Yonhap News Agency reported today that South Korea on Tuesday pledged $8.4 billion to North Korea, where flash flooding in August displaced tens of thousands of people along the Korea-China border.

The Red Cross puts the death toll from the flooding at 14, though South Korean aid group Good Friends says that 32 people have died, according to Yonhap.
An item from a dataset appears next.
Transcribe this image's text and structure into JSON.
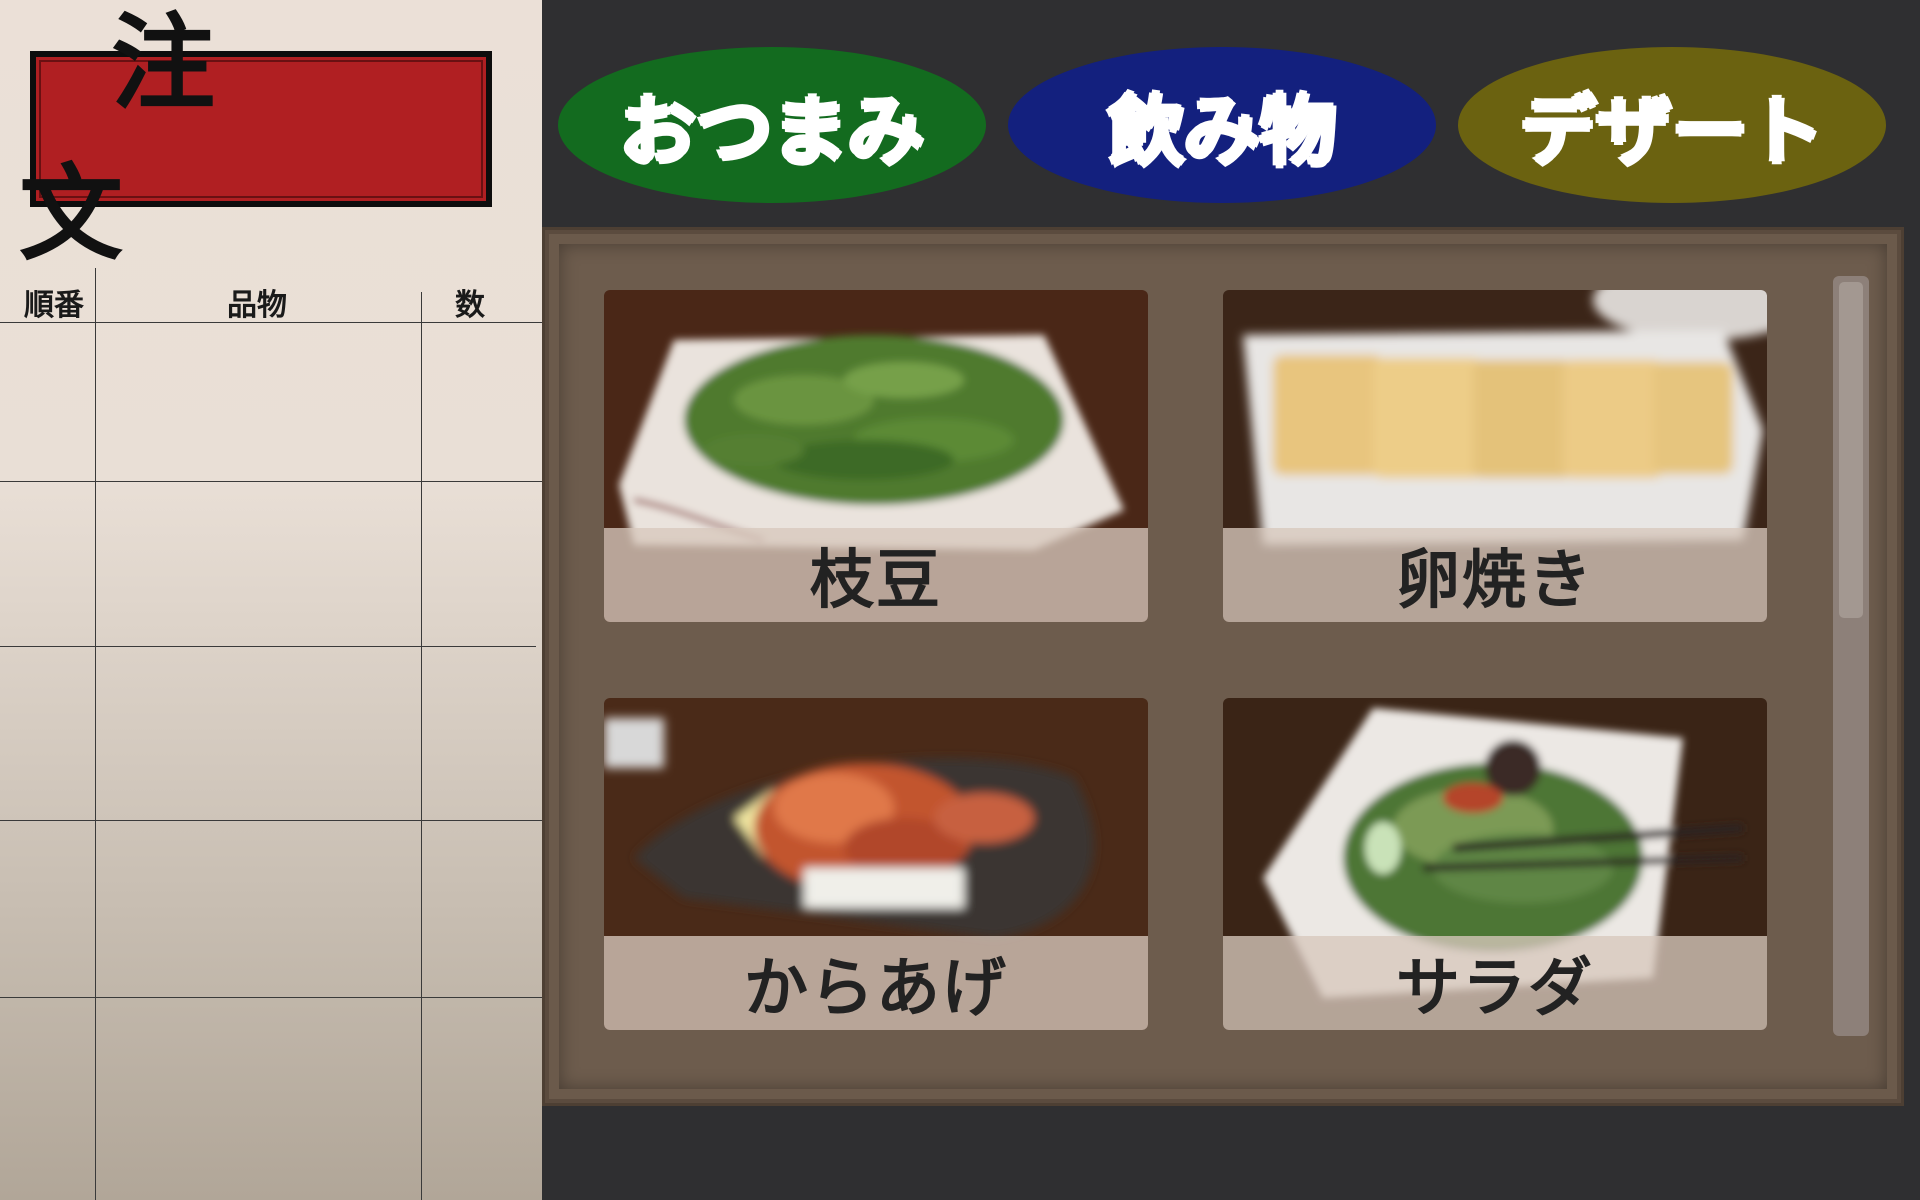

The Seoul-based news agency also reported that Pyongyang has yet to respond to the aid offer, but South Korea is preparing the shipment in anticipation of its acceptance.

In mid-May, South Korea froze all government funds for North Korea, just days before an international investigation found that the Cheonan warship was sunk by a North Korean torpedo.

Chinese state-run news agency Xinhua reported that the new aid offer is "a means to defuse tension on the divided peninsula."

North Korea may have few alternatives but to accept the aid from Seoul, as The Chosun Ilbo reported that Kim Jong-il failed to procure significant aid from China despite his trip there last week. A South Korean official told Seoul-based daily that this was the second time this year that North Korea had been unable to drum up Chinese aid, the first being in May. But the August flooding has particularly underscored the latest episode:
Some would question the wisdom of providing aid to North Korea at a time when the regime at the edge of the abyss is sinking South Korean ships and cracking down on its people, but perhaps tightening the screws on the Pyongyang elite shouldn't come at the expense of the provincial peasants.

Just make sure there's a way to make guarantee that most or all of this gets to the people for whom it was intended. I recommend embedding RDIF tags or some such in the donated items' packaging.


1 comment:

  1. Blinding supporting the Northern elite while the majority suffers and will not see a single free grain of rice and charging for blood while expecting the public to donate for cookies is why I will no longer support the Red Cross.